Mais cette carrière étincelante a un coût, un prix que l’actrice a payé dans l’ombre. Les échecs ont été douloureux. Au milieu des années 90, son one-woman-show au Splendid, dans lequel elle s’était tant investie, reçoit des critiques assassines de la part des “experts”. Elle raconte ces nuits passées “assise dans les coulisses” à lire ces critiques négatives, pleurant de “remettre en question ses capacités”. Ces larmes n’étaient pas celles de la faiblesse, mais celles d’une artiste passionnée, blessée de sentir qu’elle n’avait pas “fait de son mieux”.

Les sacrifices les plus déchirants furent personnels. La carrière est une maîtresse exigeante qui l’éloigne de sa famille. Elle a dû refuser des moments précieux pour honorer des tournages. L’anecdote la plus poignante reste celle où, en plein tournage de “Joséphine”, elle apprend que sa mère est malade. Retenue par ses obligations, elle ne peut se rendre à son chevet immédiatement. Lorsqu’elle arrive enfin à Lyon et voit sa mère affaiblie, Mimie s’effondre dans ses bras, “sanglote, se reprochant de ne pas avoir été là pour sa famille quand ils avaient le plus besoin d’elle”.

À cette charge émotionnelle s’ajoute une douleur physique constante. Son achondroplasie lui cause de “fortes douleurs au dos”. Lors de sa tournée “J’adore papoter avec vous” en 2002, la douleur est intenable. Pourtant, elle monte sur scène et assure le spectacle. Ce n’est qu’après le départ du public qu’elle s’autorise à craquer. En coulisses, loin des regards, elle s’assied, “les larmes coulant sur son visage à cause de la douleur et de l’épuisement”. Mais, comme le souligne son histoire, “personne ne le savait”.

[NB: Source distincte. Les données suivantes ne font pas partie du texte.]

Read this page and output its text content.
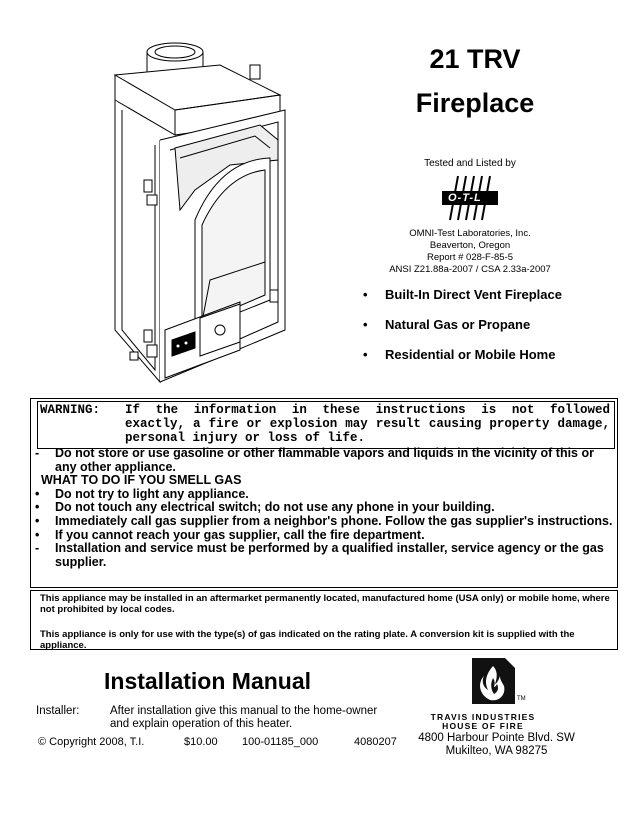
21 TRV
Fireplace
Tested and Listed by
O-T-L
OMNI-Test Laboratories, Inc.
Beaverton, Oregon
Report # 028-F-85-5
ANSI Z21.88a-2007 / CSA 2.33a-2007
• Built-In Direct Vent Fireplace
• Natural Gas or Propane
• Residential or Mobile Home
WARNING: If the information in these instructions is not followed exactly, a fire or explosion may result causing property damage, personal injury or loss of life.
- Do not store or use gasoline or other flammable vapors and liquids in the vicinity of this or any other appliance.
WHAT TO DO IF YOU SMELL GAS
• Do not try to light any appliance.
• Do not touch any electrical switch; do not use any phone in your building.
• Immediately call gas supplier from a neighbor's phone. Follow the gas supplier's instructions.
• If you cannot reach your gas supplier, call the fire department.
- Installation and service must be performed by a qualified installer, service agency or the gas supplier.

This appliance may be installed in an aftermarket permanently located, manufactured home (USA only) or mobile home, where not prohibited by local codes.

This appliance is only for use with the type(s) of gas indicated on the rating plate. A conversion kit is supplied with the appliance.

Installation Manual
Installer:	After installation give this manual to the home-owner and explain operation of this heater.
© Copyright 2008, T.I.	$10.00 100-01185_000	4080207
TM
TRAVIS INDUSTRIES
HOUSE OF FIRE
4800 Harbour Pointe Blvd. SW
Mukilteo, WA 98275
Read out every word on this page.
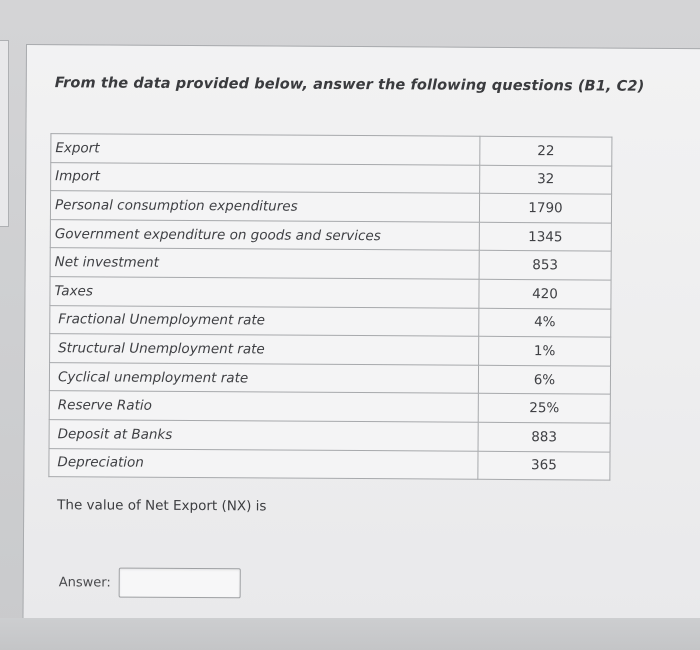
From the data provided below, answer the following questions (B1, C2)
Export	22
Import	32
Personal consumption expenditures	1790
Government expenditure on goods and services	1345
Net investment	853
Taxes	420
Fractional Unemployment rate	4%
Structural Unemployment rate	1%
Cyclical unemployment rate	6%
Reserve Ratio	25%
Deposit at Banks	883
Depreciation	365
The value of Net Export (NX) is
Answer:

Malgré tout, Mimie Mathy n’a jamais abandonné. Sa véritable quête n’a jamais été la gloire ou l’argent, mais celle de “transformer sa différence en inspiration”. Elle voulait devenir un modèle pour tous ceux qui “ont le sentiment de ne pas correspondre à la norme sociale”. Son engagement indéfectible pour Les Enfoirés depuis 1994, au profit des Restaurants du Cœur, n’est pas anecdotique. C’est une mission, une façon d’envoyer le message que “tout le monde mérite d’être aimé et respecté”.

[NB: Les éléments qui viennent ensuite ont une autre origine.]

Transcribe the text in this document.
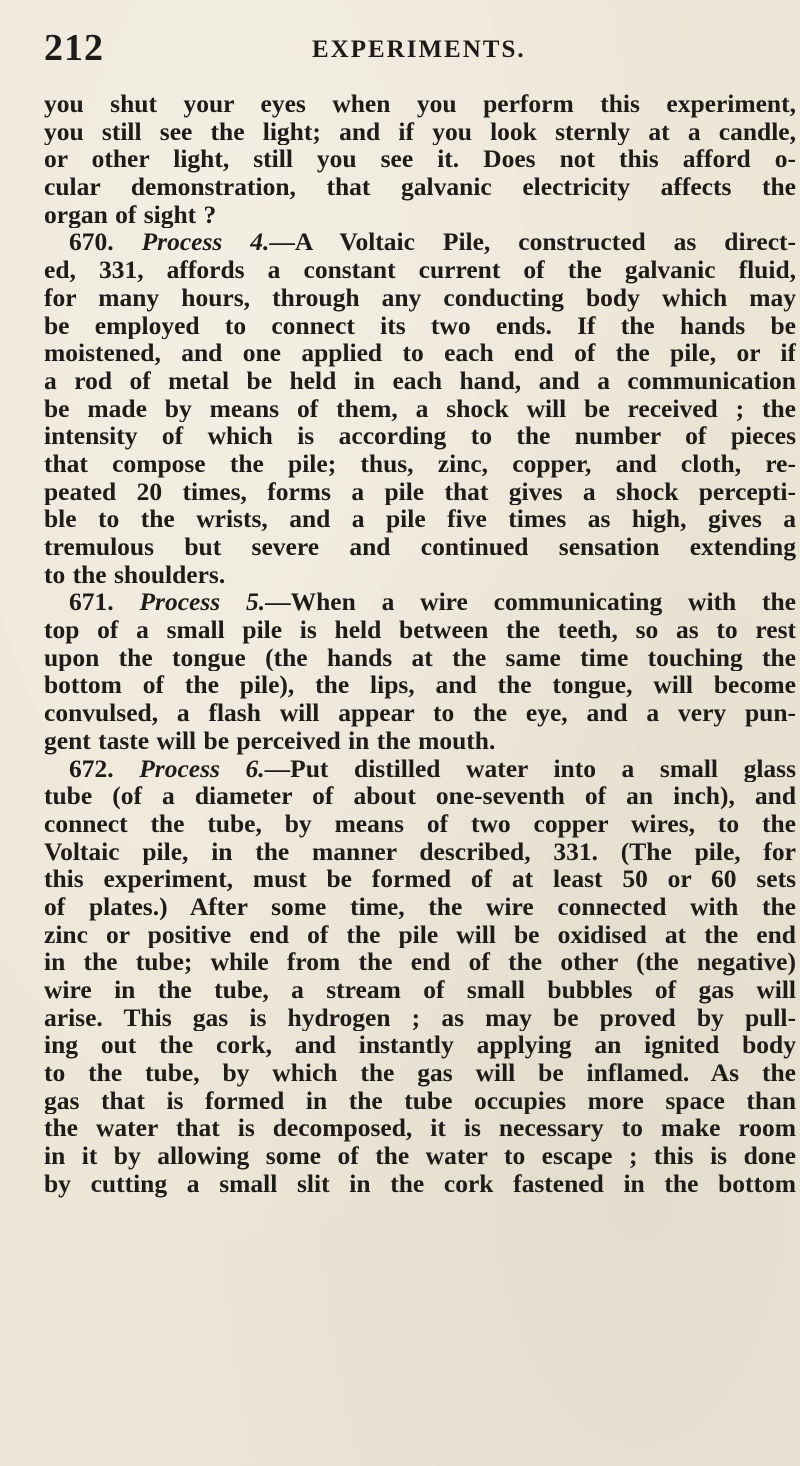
212	EXPERIMENTS.
you shut your eyes when you perform this experiment,
you still see the light; and if you look sternly at a candle,
or other light, still you see it. Does not this afford o-
cular demonstration, that galvanic electricity affects the
organ of sight ?
670. Process 4.—A Voltaic Pile, constructed as direct-
ed, 331, affords a constant current of the galvanic fluid,
for many hours, through any conducting body which may
be employed to connect its two ends. If the hands be
moistened, and one applied to each end of the pile, or if
a rod of metal be held in each hand, and a communication
be made by means of them, a shock will be received ; the
intensity of which is according to the number of pieces
that compose the pile; thus, zinc, copper, and cloth, re-
peated 20 times, forms a pile that gives a shock percepti-
ble to the wrists, and a pile five times as high, gives a
tremulous but severe and continued sensation extending
to the shoulders.
671. Process 5.—When a wire communicating with the
top of a small pile is held between the teeth, so as to rest
upon the tongue (the hands at the same time touching the
bottom of the pile), the lips, and the tongue, will become
convulsed, a flash will appear to the eye, and a very pun-
gent taste will be perceived in the mouth.
672. Process 6.—Put distilled water into a small glass
tube (of a diameter of about one-seventh of an inch), and
connect the tube, by means of two copper wires, to the
Voltaic pile, in the manner described, 331. (The pile, for
this experiment, must be formed of at least 50 or 60 sets
of plates.) After some time, the wire connected with the
zinc or positive end of the pile will be oxidised at the end
in the tube; while from the end of the other (the negative)
wire in the tube, a stream of small bubbles of gas will
arise. This gas is hydrogen ; as may be proved by pull-
ing out the cork, and instantly applying an ignited body
to the tube, by which the gas will be inflamed. As the
gas that is formed in the tube occupies more space than
the water that is decomposed, it is necessary to make room
in it by allowing some of the water to escape ; this is done
by cutting a small slit in the cork fastened in the bottom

Plus tard, elle réalisera un autre rêve : raconter sa propre histoire. En 2007, elle publie “Ale est simple pour le bonheur” (co-écrit avec son mari Benoiste Gérard), une confession sur ses peines, ses joies et ses leçons de vie, une façon de se connecter à son public à un niveau plus profond.

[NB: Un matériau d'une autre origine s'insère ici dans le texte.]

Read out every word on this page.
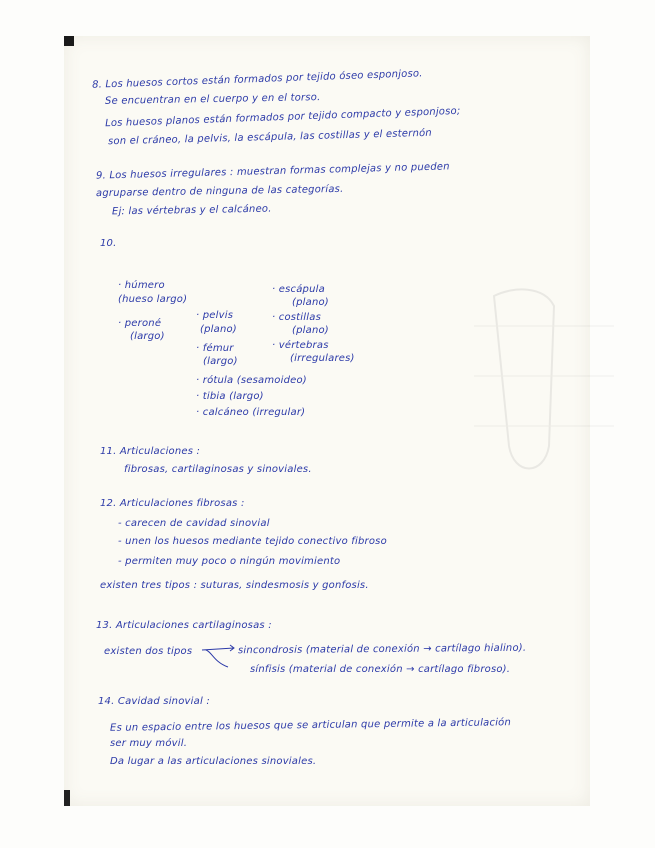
8. Los huesos cortos están formados por tejido óseo esponjoso.
Se encuentran en el cuerpo y en el torso.
Los huesos planos están formados por tejido compacto y esponjoso;
son el cráneo, la pelvis, la escápula, las costillas y el esternón
9. Los huesos irregulares : muestran formas complejas y no pueden
agruparse dentro de ninguna de las categorías.
Ej: las vértebras y el calcáneo.
10.
· húmero
(hueso largo)
· peroné
(largo)
· pelvis
(plano)
· fémur
(largo)
· escápula
(plano)
· costillas
(plano)
· vértebras
(irregulares)
· rótula (sesamoideo)
· tibia (largo)
· calcáneo (irregular)
11. Articulaciones :
fibrosas, cartilaginosas y sinoviales.
12. Articulaciones fibrosas :
- carecen de cavidad sinovial
- unen los huesos mediante tejido conectivo fibroso
- permiten muy poco o ningún movimiento
existen tres tipos : suturas, sindesmosis y gonfosis.
13. Articulaciones cartilaginosas :
existen dos tipos	sincondrosis (material de conexión → cartílago hialino).
sínfisis (material de conexión → cartílago fibroso).
14. Cavidad sinovial :
Es un espacio entre los huesos que se articulan que permite a la articulación
ser muy móvil.
Da lugar a las articulaciones sinoviales.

Aujourd’hui, la plus grande réussite de Mimie Mathy est peut-être la plus simple : “avoir vécu une vie fidèle à elle-même”. Malgré les traumatismes, la pression et les douleurs, elle n’a jamais perdu son essence. Elle reste cette femme chaleureuse, drôle et aimante. Son vœu le plus cher, si un jour elle devait quitter ce monde, est que l’on se souvienne d’elle non pas comme une simple actrice, mais comme “quelqu’un qui a vécu sa vie pleinement, qui a aimé de tout son cœur et qui n’a jamais cessé d’être elle-même”. Une leçon de vie bien réelle, signée par le véritable ange gardien du public français.